INTERVIEW: ‘The Exorcist’ Creators & Stars on what to expect from S2

It feels like all Hollywood is doing these days are remakes, reboots and sequels, and while that can sometimes be quite frustrating, you occasionally get the gem. The Exorcist is one of those rarities. Set in the same universe as the films (and connected to them in a way I’m not going to tell you about because you should watch the show and not be spoiled), it manages to continue the story, while also bringing a new and thoughtful discussion to the table. And yes, even on network television, it manages to bring the same scares and thrills one would expect from The Exorcist franchise. Also a lot of that gross stuff you came to know and love from demonic possession (pea soup vomit, anyone?)

Season 2 takes its lead Exorcists, Fathers Marcus and Tomas, away from the streets of Chicago, and into the dark, rich territory of Vancouver (which gets to at least stand in for the Northwest United States, which means we get to see those lush forests). Set 6 months or so after the original series, Fathers Marcus and Tomas are working together on a new case, as Marcus continues to train Tomas in the ways of exorcism without the support of the Catholic Church. So this time when we meet the pair, we’re thrown right into the fray with them as they try to exorcise the demon from a woman we’ve never met before.

“One of the things we wanted to do this year was to hit the ground running,” says Creator and Executive Producer Jeremy Slater. “Any time you tell a possession story over the course of 10 hours you always have kind of that getting to know the family; getting to know the possessed case story that you kind of have to slow burn it. If you just start it, and by the end of that first episode our possessed person is kind of bouncing off the walls, and vomiting pea soup, it doesn’t leave you a lot of room to escalate in the next 9 episodes”

He continues, “Last year we definitely struggled in the first four episodes of finding compelling, exciting stuff for Marcus and Tomas to be doing while we were slow burning the Kacey Rance storyline. So this year we said we still want to slow burn the family storyline, because it’s important to get to know these characters and care about them before the shit hits the fan. So with Marcus and Tomas, let’s tell a very aggressive, sort of a James Bond opening where we come in at the end of one mission before the next mission starts. So for the first two episodes of the season you’re going to see a big propulsive, exciting storyline happening for Marcus and Tomas while we’re getting to know this family, and then it’s going to settle down into probably the rhythms of the show that the fans are familiar with for the back eight.”

While the first season did include some diversity, having a co-lead in Father Tomas, and his Mexican heritage, the second season of The Exorcist ups the ante in representation as instead of a white, suburban, middle class family at the core of the story, the family we meet this time is diverse foster family lead by actor John Cho. “I couldn’t think of an Asian face in American horror, and I thought it would just be interesting to do that,” says Cho on why he decided to join the show in its second season. “When you have a diverse world on camera, my personal reaction is that it feels more real, and therefore you’re more inclined to care about that world and the characters in it, because it looks like the world I walk around in.”

I think that is one of the strengths of television over film, to be honest,” adds Slater.
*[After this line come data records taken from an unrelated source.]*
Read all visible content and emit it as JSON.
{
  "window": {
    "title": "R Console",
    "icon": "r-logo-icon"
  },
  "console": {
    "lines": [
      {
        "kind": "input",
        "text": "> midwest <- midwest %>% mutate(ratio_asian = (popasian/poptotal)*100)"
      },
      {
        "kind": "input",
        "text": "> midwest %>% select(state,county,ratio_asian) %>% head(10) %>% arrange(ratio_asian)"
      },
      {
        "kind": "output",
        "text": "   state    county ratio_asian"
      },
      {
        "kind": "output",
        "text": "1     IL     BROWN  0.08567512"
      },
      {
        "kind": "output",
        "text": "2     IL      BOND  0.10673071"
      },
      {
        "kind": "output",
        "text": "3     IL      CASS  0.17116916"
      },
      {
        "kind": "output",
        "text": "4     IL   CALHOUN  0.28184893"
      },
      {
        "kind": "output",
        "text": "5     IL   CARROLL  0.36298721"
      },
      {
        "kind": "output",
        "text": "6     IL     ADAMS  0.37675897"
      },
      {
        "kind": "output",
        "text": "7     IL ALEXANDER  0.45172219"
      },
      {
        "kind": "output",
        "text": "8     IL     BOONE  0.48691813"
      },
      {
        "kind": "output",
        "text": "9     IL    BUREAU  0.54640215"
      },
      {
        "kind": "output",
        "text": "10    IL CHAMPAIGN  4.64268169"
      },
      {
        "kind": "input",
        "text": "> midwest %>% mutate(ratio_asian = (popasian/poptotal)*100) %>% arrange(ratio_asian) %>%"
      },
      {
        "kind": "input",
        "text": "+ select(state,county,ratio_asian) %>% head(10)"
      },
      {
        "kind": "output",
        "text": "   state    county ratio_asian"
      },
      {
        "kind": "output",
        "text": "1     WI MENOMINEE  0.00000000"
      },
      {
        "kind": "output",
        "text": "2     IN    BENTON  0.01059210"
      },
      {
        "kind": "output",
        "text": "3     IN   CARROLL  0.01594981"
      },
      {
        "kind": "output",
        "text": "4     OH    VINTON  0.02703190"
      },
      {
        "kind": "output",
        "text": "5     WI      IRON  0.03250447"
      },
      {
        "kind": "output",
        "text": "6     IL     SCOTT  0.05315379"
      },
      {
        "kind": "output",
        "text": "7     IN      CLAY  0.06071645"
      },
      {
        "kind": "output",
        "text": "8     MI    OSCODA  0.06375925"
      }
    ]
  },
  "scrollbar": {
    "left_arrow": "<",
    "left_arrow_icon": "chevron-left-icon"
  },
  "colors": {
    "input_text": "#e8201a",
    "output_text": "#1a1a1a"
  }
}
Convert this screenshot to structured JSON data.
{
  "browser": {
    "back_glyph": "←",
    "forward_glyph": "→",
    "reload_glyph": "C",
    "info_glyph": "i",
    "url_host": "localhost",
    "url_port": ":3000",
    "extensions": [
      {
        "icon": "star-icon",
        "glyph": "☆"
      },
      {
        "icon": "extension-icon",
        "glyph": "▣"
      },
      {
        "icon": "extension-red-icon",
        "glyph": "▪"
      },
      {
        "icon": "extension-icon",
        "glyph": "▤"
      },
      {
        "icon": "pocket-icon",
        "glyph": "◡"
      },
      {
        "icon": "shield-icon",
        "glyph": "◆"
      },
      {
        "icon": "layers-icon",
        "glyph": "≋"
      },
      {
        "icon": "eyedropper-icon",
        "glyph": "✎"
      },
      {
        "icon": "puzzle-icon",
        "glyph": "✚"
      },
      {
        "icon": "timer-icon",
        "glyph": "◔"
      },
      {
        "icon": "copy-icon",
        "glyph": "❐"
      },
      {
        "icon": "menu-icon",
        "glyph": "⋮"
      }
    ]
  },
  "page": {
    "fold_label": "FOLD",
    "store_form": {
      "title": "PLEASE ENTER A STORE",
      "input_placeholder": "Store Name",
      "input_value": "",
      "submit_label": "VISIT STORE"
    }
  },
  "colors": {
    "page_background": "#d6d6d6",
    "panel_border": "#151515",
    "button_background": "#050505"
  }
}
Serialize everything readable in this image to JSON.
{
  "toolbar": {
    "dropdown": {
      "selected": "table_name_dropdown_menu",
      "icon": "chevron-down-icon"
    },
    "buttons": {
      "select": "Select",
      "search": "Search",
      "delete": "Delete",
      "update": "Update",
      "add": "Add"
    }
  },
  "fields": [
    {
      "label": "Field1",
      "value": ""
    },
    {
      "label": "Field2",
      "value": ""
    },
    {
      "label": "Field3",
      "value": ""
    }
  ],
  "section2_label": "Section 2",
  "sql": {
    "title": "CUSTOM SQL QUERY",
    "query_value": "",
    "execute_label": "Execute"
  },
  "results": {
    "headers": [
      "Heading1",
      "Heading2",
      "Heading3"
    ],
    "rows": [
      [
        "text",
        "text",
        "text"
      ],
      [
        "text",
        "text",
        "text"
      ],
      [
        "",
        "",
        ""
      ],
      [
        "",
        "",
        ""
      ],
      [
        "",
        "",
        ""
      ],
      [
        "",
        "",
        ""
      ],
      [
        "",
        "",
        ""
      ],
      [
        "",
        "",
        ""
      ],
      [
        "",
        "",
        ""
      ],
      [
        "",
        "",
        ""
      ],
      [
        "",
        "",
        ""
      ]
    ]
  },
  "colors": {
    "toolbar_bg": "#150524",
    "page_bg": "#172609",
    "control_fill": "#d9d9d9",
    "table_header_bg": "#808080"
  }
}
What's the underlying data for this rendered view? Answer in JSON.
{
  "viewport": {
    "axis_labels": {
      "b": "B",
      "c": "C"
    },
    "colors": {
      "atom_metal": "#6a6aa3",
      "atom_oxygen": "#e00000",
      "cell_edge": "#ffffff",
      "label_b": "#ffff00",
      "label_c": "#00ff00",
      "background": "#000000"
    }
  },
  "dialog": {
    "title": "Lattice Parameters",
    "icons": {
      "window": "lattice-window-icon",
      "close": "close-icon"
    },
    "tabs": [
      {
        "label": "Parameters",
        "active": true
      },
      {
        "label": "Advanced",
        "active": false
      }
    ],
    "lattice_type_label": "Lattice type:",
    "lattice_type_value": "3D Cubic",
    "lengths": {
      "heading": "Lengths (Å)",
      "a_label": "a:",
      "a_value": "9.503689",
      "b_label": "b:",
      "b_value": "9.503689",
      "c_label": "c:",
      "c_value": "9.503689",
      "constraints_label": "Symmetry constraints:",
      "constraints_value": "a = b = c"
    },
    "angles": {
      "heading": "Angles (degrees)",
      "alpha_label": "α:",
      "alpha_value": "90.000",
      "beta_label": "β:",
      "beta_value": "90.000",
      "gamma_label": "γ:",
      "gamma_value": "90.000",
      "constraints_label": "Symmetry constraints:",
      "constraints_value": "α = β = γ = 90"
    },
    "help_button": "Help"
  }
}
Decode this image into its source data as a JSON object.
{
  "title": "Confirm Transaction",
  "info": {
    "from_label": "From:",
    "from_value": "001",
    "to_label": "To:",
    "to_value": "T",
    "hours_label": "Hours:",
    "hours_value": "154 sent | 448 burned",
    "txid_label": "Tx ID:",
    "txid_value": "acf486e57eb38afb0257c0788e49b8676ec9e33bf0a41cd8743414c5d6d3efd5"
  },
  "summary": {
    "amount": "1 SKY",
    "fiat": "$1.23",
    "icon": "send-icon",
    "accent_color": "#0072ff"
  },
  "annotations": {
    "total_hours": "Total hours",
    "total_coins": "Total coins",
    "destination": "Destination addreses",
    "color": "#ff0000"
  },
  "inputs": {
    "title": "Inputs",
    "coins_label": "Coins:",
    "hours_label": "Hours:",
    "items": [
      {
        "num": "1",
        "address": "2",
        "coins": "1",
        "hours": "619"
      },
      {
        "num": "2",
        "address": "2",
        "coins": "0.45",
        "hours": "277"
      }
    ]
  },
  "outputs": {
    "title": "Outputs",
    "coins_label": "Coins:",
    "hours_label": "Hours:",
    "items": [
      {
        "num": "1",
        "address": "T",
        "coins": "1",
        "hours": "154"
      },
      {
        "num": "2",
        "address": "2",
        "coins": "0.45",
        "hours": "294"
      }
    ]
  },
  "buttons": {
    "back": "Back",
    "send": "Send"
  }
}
Speaking from his own experience in the film industry before his move to television, he continues, “It’s hard to get diversity into films because everyone is afraid. They’re gambling a hundred million dollars on something, and it becomes about ‘how can we just make this lead role for Channing Tatum and no one else.’ And so that was one of the most gratifying and liberating things about coming to TV, is its kind of the exact opposite, especially at Fox, where there is a mandate to get different voices in front of and behind the camera. Let’s tell different stories about different people. It’s part of why I think TV is experiencing this kind of golden age right now.”

And that diversity continues behind the scenes as well. On its second season The Exorcist writers room features 4 women and 5 men, and 3 out of their 8 directors are women. Plus, as it is a religious program, they felt compelled to make sure that they included every major world religion in the writing team.

But at the heart of the series is the developing relationship between Fathers Marcus and Tomas, two men from very different backgrounds who are working together to fight the forces of evil. So where will their story go in Season 2? “One of the things that was important to us was to elevate Tomas to where he’s not just the bumbling apprentice,” says Slater. “We didn’t want to do another season where Marcus was always right, and Tomas was always wrong.”

And so the story will delve further into a new power of Tomas’ that fans of the series briefly saw in episode 10 of the first season. “This ability to take the fight to the demon directly sort of flies in the face of Catholic dogma of how an exorcism is supposed to work,” explains Slater. “It’s really going to drive a wedge between them. One of the big emotional themes is the brotherhood between these two.”

The Exorcist airs Fridays at 9pm on FOX. And it’s back tonight, 29th September.